« Spinosa n’eut pas plutôt publié quelques uns de ses ouvrages, qu’il se fit un grand nom dans le monde, parmi les personnes les plus distinguées, qui le regardaient comme un beau génie & un grand philosophe. » (Vie par Colerus)
Les personnes distinguées, qui donc sont-ce ? Ses pairs, savants et philosophes, ont certes perçu la valeur de Spinoza. Mais ici Colerus entend, la suite le montre, ce qu’aujourd’hui on nomme (dans une acception si discutable du mot) « élites ».
Gens de pouvoir, d’influence, mais sans toujours connaissances, talents, valeur humaine qui les justifieraient.
Le distingué en question est « Monsieur Stoupe Lt Colonel d’un régiment suisse au service du Roi de France (qui) commandoit dans Utrecht » et « avait d’autant plus envie de l’y attirer que le Prince de Condé qui prenait alors le gouvernement d’Utrecht, souhaitait fort de s’entretenir avec Spinosa. »
Le passage de Spinoza à Utrecht fut mal vu dans le port d’Amsterdam et du côté de la Haye, because alliances & allégeances plus embrouillées que ça tu meurs entre princes rivaux se disputant l’Europe.
En plus, dit Colerus, on n’est pas sûr qu’il ait vraiment parlé avec Condé.

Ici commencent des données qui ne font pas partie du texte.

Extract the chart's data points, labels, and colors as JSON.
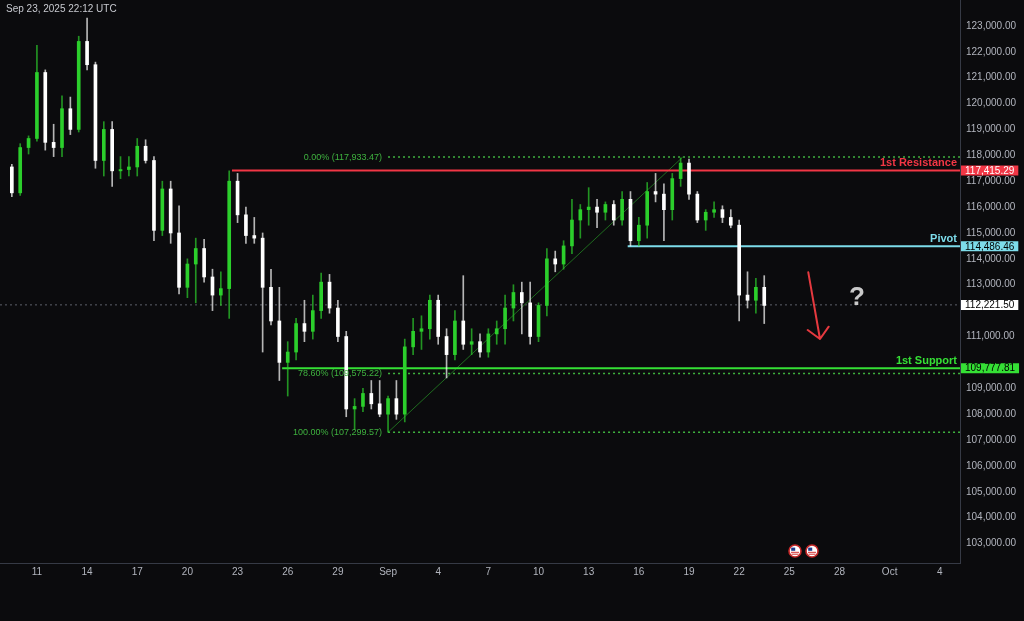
{
  "chart_data": {
    "type": "candlestick",
    "annotations": [
      "Sep 23, 2025 22:12 UTC",
      "?"
    ],
    "x": [
      "2025-08-09T12:00",
      "2025-08-10T00:00",
      "2025-08-10T12:00",
      "2025-08-11T00:00",
      "2025-08-11T12:00",
      "2025-08-12T00:00",
      "2025-08-12T12:00",
      "2025-08-13T00:00",
      "2025-08-13T12:00",
      "2025-08-14T00:00",
      "2025-08-14T12:00",
      "2025-08-15T00:00",
      "2025-08-15T12:00",
      "2025-08-16T00:00",
      "2025-08-16T12:00",
      "2025-08-17T00:00",
      "2025-08-17T12:00",
      "2025-08-18T00:00",
      "2025-08-18T12:00",
      "2025-08-19T00:00",
      "2025-08-19T12:00",
      "2025-08-20T00:00",
      "2025-08-20T12:00",
      "2025-08-21T00:00",
      "2025-08-21T12:00",
      "2025-08-22T00:00",
      "2025-08-22T12:00",
      "2025-08-23T00:00",
      "2025-08-23T12:00",
      "2025-08-24T00:00",
      "2025-08-24T12:00",
      "2025-08-25T00:00",
      "2025-08-25T12:00",
      "2025-08-26T00:00",
      "2025-08-26T12:00",
      "2025-08-27T00:00",
      "2025-08-27T12:00",
      "2025-08-28T00:00",
      "2025-08-28T12:00",
      "2025-08-29T00:00",
      "2025-08-29T12:00",
      "2025-08-30T00:00",
      "2025-08-30T12:00",
      "2025-08-31T00:00",
      "2025-08-31T12:00",
      "2025-09-01T00:00",
      "2025-09-01T12:00",
      "2025-09-02T00:00",
      "2025-09-02T12:00",
      "2025-09-03T00:00",
      "2025-09-03T12:00",
      "2025-09-04T00:00",
      "2025-09-04T12:00",
      "2025-09-05T00:00",
      "2025-09-05T12:00",
      "2025-09-06T00:00",
      "2025-09-06T12:00",
      "2025-09-07T00:00",
      "2025-09-07T12:00",
      "2025-09-08T00:00",
      "2025-09-08T12:00",
      "2025-09-09T00:00",
      "2025-09-09T12:00",
      "2025-09-10T00:00",
      "2025-09-10T12:00",
      "2025-09-11T00:00",
      "2025-09-11T12:00",
      "2025-09-12T00:00",
      "2025-09-12T12:00",
      "2025-09-13T00:00",
      "2025-09-13T12:00",
      "2025-09-14T00:00",
      "2025-09-14T12:00",
      "2025-09-15T00:00",
      "2025-09-15T12:00",
      "2025-09-16T00:00",
      "2025-09-16T12:00",
      "2025-09-17T00:00",
      "2025-09-17T12:00",
      "2025-09-18T00:00",
      "2025-09-18T12:00",
      "2025-09-19T00:00",
      "2025-09-19T12:00",
      "2025-09-20T00:00",
      "2025-09-20T12:00",
      "2025-09-21T00:00",
      "2025-09-21T12:00",
      "2025-09-22T00:00",
      "2025-09-22T12:00",
      "2025-09-23T00:00",
      "2025-09-23T12:00"
    ],
    "ohlc": [
      [
        117550,
        117650,
        116400,
        116550
      ],
      [
        116550,
        118450,
        116450,
        118300
      ],
      [
        118300,
        118750,
        118050,
        118650
      ],
      [
        118650,
        122250,
        118550,
        121200
      ],
      [
        121200,
        121300,
        118200,
        118500
      ],
      [
        118500,
        119200,
        117950,
        118300
      ],
      [
        118300,
        120300,
        117950,
        119800
      ],
      [
        119800,
        120250,
        118800,
        119000
      ],
      [
        119000,
        122600,
        118900,
        122400
      ],
      [
        122400,
        123300,
        121300,
        121500
      ],
      [
        121500,
        121600,
        117500,
        117800
      ],
      [
        117800,
        119300,
        117200,
        119000
      ],
      [
        119000,
        119300,
        116800,
        117400
      ],
      [
        117400,
        117950,
        117100,
        117450
      ],
      [
        117450,
        117950,
        117200,
        117550
      ],
      [
        117550,
        118650,
        117200,
        118350
      ],
      [
        118350,
        118600,
        117700,
        117800
      ],
      [
        117800,
        117950,
        114700,
        115100
      ],
      [
        115100,
        117000,
        114900,
        116700
      ],
      [
        116700,
        117000,
        114600,
        115000
      ],
      [
        115000,
        116050,
        112650,
        112900
      ],
      [
        112900,
        114000,
        112500,
        113800
      ],
      [
        113800,
        114800,
        112300,
        114400
      ],
      [
        114400,
        114750,
        113100,
        113300
      ],
      [
        113300,
        113600,
        112000,
        112600
      ],
      [
        112600,
        113500,
        112200,
        112850
      ],
      [
        112850,
        117400,
        111700,
        117000
      ],
      [
        117000,
        117300,
        115400,
        115700
      ],
      [
        115700,
        116000,
        114600,
        114900
      ],
      [
        114900,
        115600,
        114600,
        114800
      ],
      [
        114800,
        115000,
        110400,
        112900
      ],
      [
        112900,
        113600,
        111450,
        111600
      ],
      [
        111600,
        112900,
        109300,
        110000
      ],
      [
        110000,
        110800,
        108700,
        110400
      ],
      [
        110400,
        111700,
        110100,
        111500
      ],
      [
        111500,
        112400,
        110800,
        111200
      ],
      [
        111200,
        112600,
        110900,
        112000
      ],
      [
        112000,
        113450,
        111700,
        113100
      ],
      [
        113100,
        113400,
        111900,
        112100
      ],
      [
        112100,
        112400,
        110800,
        111000
      ],
      [
        111000,
        111200,
        107900,
        108200
      ],
      [
        108200,
        108600,
        107400,
        108300
      ],
      [
        108300,
        109000,
        108100,
        108800
      ],
      [
        108800,
        109300,
        108200,
        108400
      ],
      [
        108400,
        109300,
        107900,
        108000
      ],
      [
        108000,
        108700,
        107300,
        108600
      ],
      [
        108600,
        109300,
        107800,
        108000
      ],
      [
        108000,
        110900,
        107700,
        110600
      ],
      [
        110600,
        111700,
        110300,
        111200
      ],
      [
        111200,
        111800,
        110500,
        111300
      ],
      [
        111300,
        112600,
        110900,
        112400
      ],
      [
        112400,
        112600,
        110700,
        111000
      ],
      [
        111000,
        111300,
        109400,
        110300
      ],
      [
        110300,
        112000,
        110100,
        111600
      ],
      [
        111600,
        113350,
        110500,
        110700
      ],
      [
        110700,
        111300,
        110300,
        110800
      ],
      [
        110800,
        111100,
        110200,
        110400
      ],
      [
        110400,
        111300,
        110200,
        111100
      ],
      [
        111100,
        111600,
        110700,
        111300
      ],
      [
        111300,
        112600,
        110700,
        112100
      ],
      [
        112100,
        113000,
        111600,
        112700
      ],
      [
        112700,
        113100,
        111100,
        112300
      ],
      [
        112300,
        113100,
        110700,
        111000
      ],
      [
        111000,
        112300,
        110800,
        112200
      ],
      [
        112200,
        114400,
        111800,
        114000
      ],
      [
        114000,
        114300,
        113500,
        113800
      ],
      [
        113800,
        114700,
        113600,
        114500
      ],
      [
        114500,
        116300,
        114200,
        115500
      ],
      [
        115500,
        116100,
        114800,
        115900
      ],
      [
        115900,
        116750,
        115300,
        116000
      ],
      [
        116000,
        116300,
        115200,
        115800
      ],
      [
        115800,
        116200,
        115500,
        116100
      ],
      [
        116100,
        116250,
        115300,
        115500
      ],
      [
        115500,
        116600,
        115300,
        116300
      ],
      [
        116300,
        116600,
        114500,
        114700
      ],
      [
        114700,
        115600,
        114500,
        115300
      ],
      [
        115300,
        116950,
        114800,
        116600
      ],
      [
        116600,
        117300,
        116200,
        116500
      ],
      [
        116500,
        116900,
        114700,
        115900
      ],
      [
        115900,
        117300,
        115500,
        117100
      ],
      [
        117100,
        117900,
        116800,
        117700
      ],
      [
        117700,
        117850,
        116300,
        116500
      ],
      [
        116500,
        116600,
        115400,
        115500
      ],
      [
        115500,
        115900,
        115100,
        115800
      ],
      [
        115800,
        116200,
        115600,
        115900
      ],
      [
        115900,
        116050,
        115400,
        115600
      ],
      [
        115600,
        115900,
        115200,
        115300
      ],
      [
        115300,
        115500,
        111600,
        112600
      ],
      [
        112600,
        113500,
        112100,
        112400
      ],
      [
        112400,
        113250,
        111900,
        112900
      ],
      [
        112900,
        113350,
        111500,
        112200
      ]
    ],
    "colors": [
      "#ffffff",
      "#2ccf2c",
      "#2ccf2c",
      "#2ccf2c",
      "#ffffff",
      "#ffffff",
      "#2ccf2c",
      "#ffffff",
      "#2ccf2c",
      "#ffffff",
      "#ffffff",
      "#2ccf2c",
      "#ffffff",
      "#2ccf2c",
      "#2ccf2c",
      "#2ccf2c",
      "#ffffff",
      "#ffffff",
      "#2ccf2c",
      "#ffffff",
      "#ffffff",
      "#2ccf2c",
      "#2ccf2c",
      "#ffffff",
      "#ffffff",
      "#2ccf2c",
      "#2ccf2c",
      "#ffffff",
      "#ffffff",
      "#ffffff",
      "#ffffff",
      "#ffffff",
      "#ffffff",
      "#2ccf2c",
      "#2ccf2c",
      "#ffffff",
      "#2ccf2c",
      "#2ccf2c",
      "#ffffff",
      "#ffffff",
      "#ffffff",
      "#2ccf2c",
      "#2ccf2c",
      "#ffffff",
      "#ffffff",
      "#2ccf2c",
      "#ffffff",
      "#2ccf2c",
      "#2ccf2c",
      "#2ccf2c",
      "#2ccf2c",
      "#ffffff",
      "#ffffff",
      "#2ccf2c",
      "#ffffff",
      "#2ccf2c",
      "#ffffff",
      "#2ccf2c",
      "#2ccf2c",
      "#2ccf2c",
      "#2ccf2c",
      "#ffffff",
      "#ffffff",
      "#2ccf2c",
      "#2ccf2c",
      "#ffffff",
      "#2ccf2c",
      "#2ccf2c",
      "#2ccf2c",
      "#2ccf2c",
      "#ffffff",
      "#2ccf2c",
      "#ffffff",
      "#2ccf2c",
      "#ffffff",
      "#2ccf2c",
      "#2ccf2c",
      "#ffffff",
      "#ffffff",
      "#2ccf2c",
      "#2ccf2c",
      "#ffffff",
      "#ffffff",
      "#2ccf2c",
      "#2ccf2c",
      "#ffffff",
      "#ffffff",
      "#ffffff",
      "#ffffff",
      "#2ccf2c",
      "#ffffff"
    ],
    "series": [
      {
        "type": "line",
        "name": "1st Resistance",
        "color": "#f23645",
        "x": [
          "2025-08-22T16:00",
          "2025-10-05T05:00"
        ],
        "values": [
          117415.29,
          117415.29
        ],
        "value_labels": [
          null,
          "117,415.29"
        ]
      },
      {
        "type": "line",
        "name": "Pivot",
        "color": "#7ddcea",
        "x": [
          "2025-09-15T08:00",
          "2025-10-05T05:00"
        ],
        "values": [
          114486.46,
          114486.46
        ],
        "value_labels": [
          null,
          "114,486.46"
        ]
      },
      {
        "type": "line",
        "name": "1st Support",
        "color": "#35e035",
        "x": [
          "2025-08-25T16:00",
          "2025-10-05T05:00"
        ],
        "values": [
          109777.81,
          109777.81
        ],
        "value_labels": [
          null,
          "109,777.81"
        ]
      },
      {
        "type": "line",
        "name": "0.00% (117,933.47)",
        "color": "#3fb23f",
        "line_style": "dotted",
        "x": [
          "2025-09-01T00:00",
          "2025-10-05T05:00"
        ],
        "values": [
          117933.47,
          117933.47
        ]
      },
      {
        "type": "line",
        "name": "78.60% (109,575.22)",
        "color": "#3fb23f",
        "line_style": "dotted",
        "x": [
          "2025-09-01T00:00",
          "2025-10-05T05:00"
        ],
        "values": [
          109575.22,
          109575.22
        ]
      },
      {
        "type": "line",
        "name": "100.00% (107,299.57)",
        "color": "#3fb23f",
        "line_style": "dotted",
        "x": [
          "2025-09-01T00:00",
          "2025-10-05T05:00"
        ],
        "values": [
          107299.57,
          107299.57
        ]
      },
      {
        "type": "line",
        "color": "#1f6b1f",
        "x": [
          "2025-09-01T00:00",
          "2025-09-18T15:00"
        ],
        "values": [
          107299.57,
          117933.47
        ]
      }
    ],
    "ref_lines": [
      {
        "axis": "y",
        "value": 112221.5,
        "label": "112,221.50",
        "color": "#5d606b",
        "line_style": "dotted"
      }
    ],
    "xlim": [
      "2025-08-08T19:00",
      "2025-10-05T05:00"
    ],
    "xticks": [
      {
        "value": "2025-08-11",
        "label": "11"
      },
      {
        "value": "2025-08-14",
        "label": "14"
      },
      {
        "value": "2025-08-17",
        "label": "17"
      },
      {
        "value": "2025-08-20",
        "label": "20"
      },
      {
        "value": "2025-08-23",
        "label": "23"
      },
      {
        "value": "2025-08-26",
        "label": "26"
      },
      {
        "value": "2025-08-29",
        "label": "29"
      },
      {
        "value": "2025-09-01",
        "label": "Sep"
      },
      {
        "value": "2025-09-04",
        "label": "4"
      },
      {
        "value": "2025-09-07",
        "label": "7"
      },
      {
        "value": "2025-09-10",
        "label": "10"
      },
      {
        "value": "2025-09-13",
        "label": "13"
      },
      {
        "value": "2025-09-16",
        "label": "16"
      },
      {
        "value": "2025-09-19",
        "label": "19"
      },
      {
        "value": "2025-09-22",
        "label": "22"
      },
      {
        "value": "2025-09-25",
        "label": "25"
      },
      {
        "value": "2025-09-28",
        "label": "28"
      },
      {
        "value": "2025-10-01",
        "label": "Oct"
      },
      {
        "value": "2025-10-04",
        "label": "4"
      }
    ],
    "ylim": [
      102250,
      124000
    ],
    "yticks": [
      {
        "value": 103000,
        "label": "103,000.00"
      },
      {
        "value": 104000,
        "label": "104,000.00"
      },
      {
        "value": 105000,
        "label": "105,000.00"
      },
      {
        "value": 106000,
        "label": "106,000.00"
      },
      {
        "value": 107000,
        "label": "107,000.00"
      },
      {
        "value": 108000,
        "label": "108,000.00"
      },
      {
        "value": 109000,
        "label": "109,000.00"
      },
      {
        "value": 111000,
        "label": "111,000.00"
      },
      {
        "value": 113000,
        "label": "113,000.00"
      },
      {
        "value": 114000,
        "label": "114,000.00"
      },
      {
        "value": 115000,
        "label": "115,000.00"
      },
      {
        "value": 116000,
        "label": "116,000.00"
      },
      {
        "value": 117000,
        "label": "117,000.00"
      },
      {
        "value": 118000,
        "label": "118,000.00"
      },
      {
        "value": 119000,
        "label": "119,000.00"
      },
      {
        "value": 120000,
        "label": "120,000.00"
      },
      {
        "value": 121000,
        "label": "121,000.00"
      },
      {
        "value": 122000,
        "label": "122,000.00"
      },
      {
        "value": 123000,
        "label": "123,000.00"
      }
    ]
  }
}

C’est ballot.
Après quoi « l’électeur palatin Charles Louis, de glorieuse mémoire, informé de la capacité de ce grand philosophe, voulut l’attirer à Heidelberg pour y enseigner la philosophie ». Il charge le « célèbre Docteur Fabricius, professeur en théologie bon philosophe et l’un de ses conseillers, d’en faire la proposition à Spinosa ».
Il pourra enseigner tout ce qu’il veut, sauf à aller « contre la religion établie par les lois ». Pour l’amadouer Fabricius le « régale du titre de Philosophe très célèbre & de génie transcendant. » Un truc qui marche toujours, qu’il se dit le courtisan d’élite.
Spinoza, lui, vit là « une mine qu’il éventa aisément. » Non merci, répondit-il, je suis surbooké, et puis enseigner, c’est pas ma pinte de bière …
«De plus je fais réflexion que vous ne me marquez point dans quelles bornes doit être renfermée cette liberté d’expliquer mes sentiments, pour ne point choquer la religion. »
Affûté, non ? L’arroseur arrosé en quelque sorte.
Moralité avec du miel on attrape les mouches, mais pas un spécialiste en stratégie de l’araignée. La connaissance des prédateurs fait la survie des proies.
À propos, la devise de Spinoza : caute (= faites attention ).
Il savait déjà se méfier des réseaux sociaux!